• A structural scarcity of IPv4 addresses has shifted these technical resources into economically significant territory for operators and investors.
• Structural barriers such as liquidity limits, policy constraints and ambiguous ownership suppress potential value, raising debate about how to unlock fair asset recognition.
Scarcity, Value and the Historic Moment
In the early internet, IP addresses were abundant and allocated freely through the Internet Assigned Numbers Authority (IANA) and the regional Internet registries (RIRs). But the finite nature of the Internet Protocol version 4 (IPv4) address space — limited to roughly 4.3 billion addresses — means that almost all usable addresses have long since been exhausted. As of today, few unallocated IPv4 blocks remain available from organisations such as RIPE NCC, ARIN, and APNIC, because these free pools were depleted years ago. This depletion has created a persistent scarcity in the market.
That scarcity is the focus of Lu Heng’s reflection on “why this ‘IP is capital’ moment matters”, written in December 2025. He argues that IPv4 addresses are
“one of the most undervalued assets in the global digital economy,”
and that their suppressed valuation has direct implications for the wealth and competitiveness of internet service providers (ISPs) and infrastructure companies.
The basic economic principle is straightforward:
“IPv4 is a finite resource. With a 32-bit space, fewer than 4.3 billion addresses exist, and barely over 3 billion are actually usable.”
This structural scarcity has fostered a market where the value of addresses can be tens of dollars each — significantly higher than in the early decades of the internet.
Also Read: IPv4 scarcity and its economic impact on ISPs
Also Read: Why IPv4 could be worth $60 trillion: Evaluating the debate over digital asset value
Structural Barriers to Asset Recognition
Despite the rising prices and the essential role of IPv4 in connectivity, several constraints hold back the market from evolving into a fully fledged capital asset class.
First, market liquidity remains extremely low relative to the potential total. According to Lu Heng, although the total value of IPv4 resources may be in the hundreds of billions today,
“annual transfer volume is under $2 billion”,
reflecting less than 1 % turnover relative to total stock. This low liquidity makes price discovery difficult and hinders investors from treating IPv4 like a conventional capital market instrument.
Second, policy restrictions imposed by RIRs create friction. Many registries require documented “need” before approving IPv4 transfers, a legacy practice designed for an era of free address allocation but one that complicates trading today. These mandated holding periods and extra verifications can suppress trading activity, which in turn depresses price signals that would otherwise reflect true market value.
Third is the persistent ambiguity around ownership rights. RIR policies generally treat addresses as resources allocated under contract rather than privately owned property with unrestricted resale rights. Without clear, globally accepted ownership frameworks, these resources cannot fully behave like conventional assets such as spectrum licences or real estate.
This combination of scarcity and structural constraint has given rise to a market where IPv4 resources command economic attention without fitting easily into existing investment categories.

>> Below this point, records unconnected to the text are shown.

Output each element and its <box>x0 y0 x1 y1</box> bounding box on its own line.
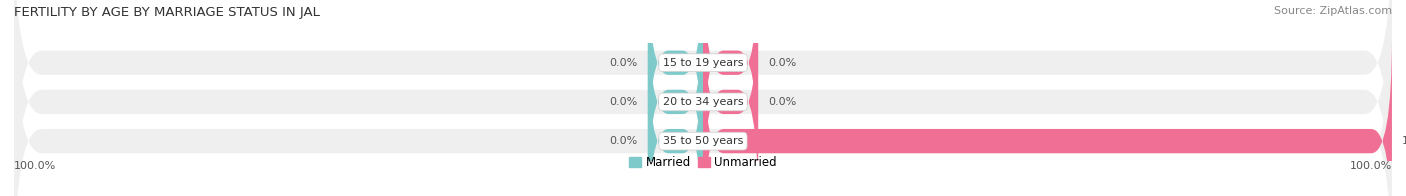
FancyBboxPatch shape <box>14 0 1392 196</box>
Text: 100.0%: 100.0% <box>1402 136 1406 146</box>
Legend: Married, Unmarried: Married, Unmarried <box>628 156 778 169</box>
Text: 0.0%: 0.0% <box>769 97 797 107</box>
Text: FERTILITY BY AGE BY MARRIAGE STATUS IN JAL: FERTILITY BY AGE BY MARRIAGE STATUS IN J… <box>14 6 321 19</box>
Text: 35 to 50 years: 35 to 50 years <box>662 136 744 146</box>
FancyBboxPatch shape <box>703 36 1392 196</box>
FancyBboxPatch shape <box>703 0 758 196</box>
Text: Source: ZipAtlas.com: Source: ZipAtlas.com <box>1274 6 1392 16</box>
Text: 100.0%: 100.0% <box>1350 161 1392 171</box>
FancyBboxPatch shape <box>648 36 703 196</box>
Text: 0.0%: 0.0% <box>609 97 637 107</box>
FancyBboxPatch shape <box>14 0 1392 196</box>
Text: 20 to 34 years: 20 to 34 years <box>662 97 744 107</box>
Text: 0.0%: 0.0% <box>609 136 637 146</box>
FancyBboxPatch shape <box>648 0 703 168</box>
FancyBboxPatch shape <box>703 0 758 168</box>
Text: 15 to 19 years: 15 to 19 years <box>662 58 744 68</box>
FancyBboxPatch shape <box>14 0 1392 196</box>
Text: 0.0%: 0.0% <box>609 58 637 68</box>
Text: 100.0%: 100.0% <box>14 161 56 171</box>
Text: 0.0%: 0.0% <box>769 58 797 68</box>
FancyBboxPatch shape <box>648 0 703 196</box>
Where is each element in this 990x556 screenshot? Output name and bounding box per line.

Market Dynamics and Future Considerations
The scarcity-driven economic value of IPv4 is evident in secondary markets where addresses are bought, sold, and leased. Industry sources show that global prices have increased significantly over the past decade, partly because of lingering IPv4 dependence even as IPv6 adoption continues slowly. Enterprises often must maintain IPv4 connectivity for legacy systems, compatibility and wide-area network reachability.
However, ambitious valuations — even those suggesting trillions in potential asset value — remain controversial because of the structural barriers noted above. Critics point out that treating IPv4 as tradable capital without addressing policy and ownership uncertainties may create distorted markets with speculative behaviour rather than stable economic utility.
The broader lesson is that digital infrastructure — even technical identifiers often taken for granted — can evolve into economically significant resources. But for IPv4 or similar digital assets to be treated fairly in capital markets, governance frameworks, legal regimes and financial mechanisms may need corresponding evolution.